Tatsächlich kann es schwierig sein, auf einmal so mit sich und seinen Gedanken allein zu sein. Ohne Ablenkung und soziale Kontakte würde ich gerade auf mehrtägigen Touren dazu raten, diese mit Freund:innen zusammen zu bestreiten. Auf YouTube ist gerade eine Serie eines deutschen Bushcrafters in den Trends, in denen sieben Teilnehmer sieben Tage lang mit nur sieben Sachen in der schwedischen Wildnis auszukommen versuchen. In „7 vs. Wild“ auf dem Kanal von Fritz Meinecke versuchen die Männer, alle an unterschiedlichen Stellen im Wald ausgesetzt, für Unterschlupf, Feuer, Wärme und Nahrung zu sorgen und dabei tägliche Challenges zu meistern. Spannend ist aber auch, dass es vor allem die Einsamkeit ist, die ihnen Tag für Tag mehr zu schaffen macht. Wer sich für das Thema interessiert, dem kann ich empfehlen, mal in diese toll gemachten Videos hineinzuschauen und Einblicke in die Herausforderungen des Wildcampings zu erlangen. Dabei wird auch klar, was auf solchen Touren ebenfalls wichtig ist: die richtige Kleidung, Essen und Wasser, das, wenn der Natur entnommen, möglichst abgekocht oder mit einem Wasserfilter trinkbar gemacht werden sollte.
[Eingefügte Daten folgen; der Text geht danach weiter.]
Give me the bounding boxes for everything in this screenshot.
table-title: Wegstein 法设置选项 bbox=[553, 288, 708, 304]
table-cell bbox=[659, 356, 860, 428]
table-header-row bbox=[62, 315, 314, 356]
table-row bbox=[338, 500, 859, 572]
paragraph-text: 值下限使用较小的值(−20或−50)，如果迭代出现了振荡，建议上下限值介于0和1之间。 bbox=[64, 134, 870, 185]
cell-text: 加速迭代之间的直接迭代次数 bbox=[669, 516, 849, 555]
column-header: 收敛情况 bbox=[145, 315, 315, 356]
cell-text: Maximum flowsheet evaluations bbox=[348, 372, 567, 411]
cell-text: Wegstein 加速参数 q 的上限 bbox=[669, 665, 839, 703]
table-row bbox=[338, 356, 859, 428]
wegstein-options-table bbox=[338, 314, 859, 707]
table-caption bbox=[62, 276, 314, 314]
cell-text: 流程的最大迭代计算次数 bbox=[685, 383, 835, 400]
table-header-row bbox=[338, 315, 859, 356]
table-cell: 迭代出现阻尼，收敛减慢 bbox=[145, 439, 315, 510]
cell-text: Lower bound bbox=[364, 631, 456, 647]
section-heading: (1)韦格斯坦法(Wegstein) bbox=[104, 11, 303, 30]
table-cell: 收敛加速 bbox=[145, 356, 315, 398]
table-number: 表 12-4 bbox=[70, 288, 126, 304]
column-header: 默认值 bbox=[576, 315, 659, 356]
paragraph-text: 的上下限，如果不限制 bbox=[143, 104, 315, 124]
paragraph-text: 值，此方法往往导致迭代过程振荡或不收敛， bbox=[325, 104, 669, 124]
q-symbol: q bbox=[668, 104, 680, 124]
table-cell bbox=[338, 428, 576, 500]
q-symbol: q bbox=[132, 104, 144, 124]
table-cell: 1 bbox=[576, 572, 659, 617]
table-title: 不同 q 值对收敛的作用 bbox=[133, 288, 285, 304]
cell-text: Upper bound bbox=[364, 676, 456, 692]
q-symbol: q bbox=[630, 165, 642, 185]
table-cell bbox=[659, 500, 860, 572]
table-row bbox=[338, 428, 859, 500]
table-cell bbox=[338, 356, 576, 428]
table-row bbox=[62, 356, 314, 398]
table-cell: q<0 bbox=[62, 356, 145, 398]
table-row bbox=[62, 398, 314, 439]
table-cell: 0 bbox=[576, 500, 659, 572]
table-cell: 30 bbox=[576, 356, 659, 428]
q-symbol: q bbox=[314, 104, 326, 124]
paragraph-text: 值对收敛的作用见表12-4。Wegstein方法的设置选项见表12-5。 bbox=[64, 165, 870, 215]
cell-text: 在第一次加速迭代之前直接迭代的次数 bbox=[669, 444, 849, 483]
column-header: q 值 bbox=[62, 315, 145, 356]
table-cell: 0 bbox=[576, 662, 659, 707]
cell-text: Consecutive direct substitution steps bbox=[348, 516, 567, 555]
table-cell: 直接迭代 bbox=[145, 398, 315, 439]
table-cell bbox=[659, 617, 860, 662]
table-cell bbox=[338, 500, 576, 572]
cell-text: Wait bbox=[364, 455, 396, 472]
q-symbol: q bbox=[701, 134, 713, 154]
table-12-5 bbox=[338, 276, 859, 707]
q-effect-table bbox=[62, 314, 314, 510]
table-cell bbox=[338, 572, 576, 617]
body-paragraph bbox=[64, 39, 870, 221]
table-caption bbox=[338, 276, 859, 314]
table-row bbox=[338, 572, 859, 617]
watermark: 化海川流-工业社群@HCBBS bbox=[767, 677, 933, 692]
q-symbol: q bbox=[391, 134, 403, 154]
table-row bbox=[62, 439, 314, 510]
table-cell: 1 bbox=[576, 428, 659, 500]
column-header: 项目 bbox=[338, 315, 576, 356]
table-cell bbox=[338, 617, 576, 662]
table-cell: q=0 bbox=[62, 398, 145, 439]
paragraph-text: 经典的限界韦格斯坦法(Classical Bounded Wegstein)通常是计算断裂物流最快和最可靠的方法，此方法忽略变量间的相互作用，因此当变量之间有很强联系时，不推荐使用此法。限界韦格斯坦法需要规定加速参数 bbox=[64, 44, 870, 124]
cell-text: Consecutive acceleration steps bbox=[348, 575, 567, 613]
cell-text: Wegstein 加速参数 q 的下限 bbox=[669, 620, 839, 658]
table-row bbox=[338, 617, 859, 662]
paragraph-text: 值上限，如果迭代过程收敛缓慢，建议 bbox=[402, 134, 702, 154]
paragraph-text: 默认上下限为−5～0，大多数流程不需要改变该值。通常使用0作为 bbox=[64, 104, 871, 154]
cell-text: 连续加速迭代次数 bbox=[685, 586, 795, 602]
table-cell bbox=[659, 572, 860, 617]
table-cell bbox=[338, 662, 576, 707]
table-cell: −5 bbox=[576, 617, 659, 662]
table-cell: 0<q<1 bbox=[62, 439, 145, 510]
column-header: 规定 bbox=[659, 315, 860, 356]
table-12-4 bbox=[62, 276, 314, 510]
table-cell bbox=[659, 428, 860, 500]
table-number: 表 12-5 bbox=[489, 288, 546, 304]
Ich jedenfalls kann es kaum erwarten, dass die Witterung es bald wieder zulässt, raus in die Natur zu entfliehen. Unter den Sternen liegend, umgeben nur von Wald, in Gedanken auf Reisen zu mir selbst und allem anderen. Habt ihr Erfahrungen mit dem Zelten in der Natur? Könnt ihr euch vorstellen, auch mal ohne ein Zelt draußen zwischen den Bäumen zu schlafen?